The kiosk owner shook his head: no, he didn’t sell cordels. You used to, I say, and remind him that I bought some here a few years back: strung down off the racks that were otherwise full of puzzle magazines, gossip and hobbyist titles. The supply dried up, the kiosk owner says; the demand too. It is hard enough selling the mainstream titles, he says, let alone something so old-fashioned.

Borges was born in the countryside of Pernambuco state in 1935, long the hotspot for cordel production. His father was a farmer and José helped him on the land as soon as he could walk. He went to school aged twelve, but just for ten months: the teacher moved away and no replacement was found. “In those days, there were no newspapers, magazines or radio where we lived. All we had for distraction were cordel booklets,” Borges would recall. “Stories of romance, of legends, of love, of struggle, of suffering. The news of the region, events, accidents, catastrophes, everything becomes a cordel. It was journalism of the countryside,” he told The New York Times in 2017.

Borges sold herbs, became a bricklayer, a farmhand, a carpenter and a potter, and along the way – from cordel of course – learned to read and write. He started selling the booklets himself at the weekly market – just another hustle to survive. In 1964, however, he decided to pen his own tale: The Encounter of Two Cowboys in the Petrolina Hinterland, the cover illustration provided by another artist. He didn’t know it at the time, but the literary history Borges was joining is as hybrid as Brazilian identity itself. Cordel, which became established in Brazil during the nineteenth century, around the time weekly markets became regularised enough to provide a concentrated public, has its roots in the Iberian romanceiro tradition as well as the corridos compositions of Spanish-speaking South America and the African oral tradition of akpalô. The cordel seller was a performer too: reading the story to potential customers as they bought their fruit and vegetables; enticing them to buy the booklets so that they could do the same at home.

As a salesman, Borges turned out to be a pro, pausing to comment on the texts, interacting with passersby, often ending the story short to entice a sale from a listener anxious to know how it ended. His first attempt at writing a cordel sold well, but he nonetheless had insufficient funds to pay an artist to illustrate his second story. Consequently, Borges set about learning wood- block printing himself. The True Warning of Frei Damião tells the story of a popular Italian missionary in the northeast of Brazil, the cover emblazoned with a wonky-looking church in the colonial-architecture style. Over 200 stories followed, each selling in their thousands. His best-known, however, The Arrival of the Prostitute in Heaven, published in 1976, sold over 100,000 copies. Readers were lured by the story of a charismatic prostitute who goes to Hell, only to persuade her captors that she should be transferred to Heaven. Once through the pearly gates (the woodcut on the front shows her being given a leg-up by the Devil himself ), she seduces a range of holy characters. One lyric goes: ‘One night on St John’s Day, she danced with Saint Expedito, was scorned by Saint Blaise, dated Saint Carlito and at the end of the party went to sleep with Saint Benedict.’

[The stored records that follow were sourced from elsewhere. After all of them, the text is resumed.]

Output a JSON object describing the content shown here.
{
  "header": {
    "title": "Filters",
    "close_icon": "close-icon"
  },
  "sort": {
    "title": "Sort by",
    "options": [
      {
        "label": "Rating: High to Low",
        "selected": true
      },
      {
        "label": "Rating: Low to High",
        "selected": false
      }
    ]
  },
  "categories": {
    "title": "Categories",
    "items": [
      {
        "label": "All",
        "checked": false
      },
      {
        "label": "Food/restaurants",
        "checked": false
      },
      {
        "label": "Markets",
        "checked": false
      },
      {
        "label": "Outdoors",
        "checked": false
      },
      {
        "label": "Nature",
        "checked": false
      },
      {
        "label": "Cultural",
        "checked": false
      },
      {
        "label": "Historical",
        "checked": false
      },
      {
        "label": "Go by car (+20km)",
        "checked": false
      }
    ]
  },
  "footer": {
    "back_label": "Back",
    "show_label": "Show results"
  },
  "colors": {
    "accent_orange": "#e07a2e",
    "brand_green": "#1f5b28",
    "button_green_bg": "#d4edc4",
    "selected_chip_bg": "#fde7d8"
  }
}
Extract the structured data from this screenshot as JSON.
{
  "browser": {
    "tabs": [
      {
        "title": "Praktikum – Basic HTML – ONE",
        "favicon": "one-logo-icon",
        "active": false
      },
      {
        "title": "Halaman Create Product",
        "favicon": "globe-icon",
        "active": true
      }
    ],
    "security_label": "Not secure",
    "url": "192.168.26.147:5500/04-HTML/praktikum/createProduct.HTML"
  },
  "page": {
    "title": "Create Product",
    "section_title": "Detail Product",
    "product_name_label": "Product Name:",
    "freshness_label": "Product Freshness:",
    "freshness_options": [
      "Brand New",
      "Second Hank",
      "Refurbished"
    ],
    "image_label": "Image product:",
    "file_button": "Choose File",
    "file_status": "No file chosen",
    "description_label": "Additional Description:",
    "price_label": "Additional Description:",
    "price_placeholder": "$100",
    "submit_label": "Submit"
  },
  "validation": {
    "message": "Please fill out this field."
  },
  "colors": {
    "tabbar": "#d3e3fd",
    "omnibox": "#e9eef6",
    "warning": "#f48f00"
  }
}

I try a few more kiosks in São Paulo, to no avail, returning instead to the cordels I have already collected. They remain more easily found in the northeast of the country, but elsewhere the vernacular tradition of gossip and jokes has been devoured by social media and memes, and Brazil’s insatiable appetite for these. Perhaps this is just progress – Brazilians are easily the best meme- makers out there, displaying a modern-day creativity and adeptness at humour and engagement – but I hope the tactility of cordel isn’t set to die with its most famous proponent.